Oklahoma Revenues Rebounded In March, Latest Report Shows
State Treasurer Todd Russ last week released the March 2026 State Tax Revenue Report, showing total monthly revenue of $1.4 billion, a 7.2% increase from March 2025. Revenues also rose 18.7% from February, reflecting broad-based gains across major tax categories. Over the last 12 months, Oklahoma revenues total $17.3 billion, up 2.9% year-overyear, continuing a trend of steady fiscal growth.
Key Takeaways from the March 2026 Tax Revenue Report
• Total Monthly Revenue: $1.4 billion, up 7.2% year-over-year and up 18.7% month-over-month, reflecting strong gains across multiple sectors.
• Sales & Use Tax: $568.6 million, up 10.5% from last year, signaling continued strength in consumer spending.
• Income Tax: $533.5 million, down 4.7% year-over-year, with mixed performance between individual and corporate receipts.
• Gross Production Tax (oil & gas): $108.0 million, down 8.6% from last year, though rising month-over-month as energy activity improves.
• Motor Vehicle Tax: $80.8 million, up 5.1% year-over-year, reflecting steady vehicle-related activity.
• Other Sources: $119.1 million, up 3.4% year-over-year, showing moderate gains across smaller revenue streams.
• 12-Month Total: $17.32 billion, up $485.1 million (2.9%) year-over-year, demonstrating continued stability and growth in Oklahoma’s fiscal base.

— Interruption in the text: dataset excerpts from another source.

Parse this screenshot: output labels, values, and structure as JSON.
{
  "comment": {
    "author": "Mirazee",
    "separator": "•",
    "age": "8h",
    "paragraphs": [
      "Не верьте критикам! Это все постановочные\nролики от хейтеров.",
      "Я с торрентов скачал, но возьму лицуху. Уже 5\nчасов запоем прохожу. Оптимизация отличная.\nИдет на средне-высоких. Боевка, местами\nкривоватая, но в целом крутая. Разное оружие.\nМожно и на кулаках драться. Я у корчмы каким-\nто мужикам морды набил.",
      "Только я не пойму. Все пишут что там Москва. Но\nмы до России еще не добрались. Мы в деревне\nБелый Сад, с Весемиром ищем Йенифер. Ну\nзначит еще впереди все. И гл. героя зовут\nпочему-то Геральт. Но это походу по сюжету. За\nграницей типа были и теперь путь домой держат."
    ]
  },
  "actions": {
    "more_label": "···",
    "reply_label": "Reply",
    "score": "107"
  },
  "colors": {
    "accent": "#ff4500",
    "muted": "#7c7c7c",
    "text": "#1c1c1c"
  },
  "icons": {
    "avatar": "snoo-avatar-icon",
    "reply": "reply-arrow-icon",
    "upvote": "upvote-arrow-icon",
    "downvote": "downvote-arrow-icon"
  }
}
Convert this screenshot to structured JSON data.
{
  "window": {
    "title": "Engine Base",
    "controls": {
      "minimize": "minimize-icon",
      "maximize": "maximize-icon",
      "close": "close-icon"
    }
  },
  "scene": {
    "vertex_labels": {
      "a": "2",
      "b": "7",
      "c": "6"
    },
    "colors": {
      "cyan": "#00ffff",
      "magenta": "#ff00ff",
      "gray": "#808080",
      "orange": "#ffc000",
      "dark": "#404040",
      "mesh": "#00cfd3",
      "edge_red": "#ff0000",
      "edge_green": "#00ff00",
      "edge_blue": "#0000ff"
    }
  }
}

Revenue Trend and Economic Context Following a strong finish in December, revenue growth moderated in January and February before strengthening again in March. The 12-month ending revenue growth increased to 0.55%, up from 0.04% in February, and has remained positive for seven consecutive months, signaling improving momentum in the rolling annual total and supporting a firmer outlook heading into the spring.
Oklahoma’s Business Conditions Index dipped to 45.7, showing new orders remained strong while the drop appears driven more by an inventory correction and shifting supply dynamics than a collapse in demand. Though rising claims suggest conditions may be weakening more broadly.
Nationally, consumer fundamentals remain supportive of economic stability. The U.S. consumer delinquency rate remains below its long-term historical average, while household wealth continues at record levels. These factors help sustain consumer spending, which plays a critical role in overall economic activity and state revenues.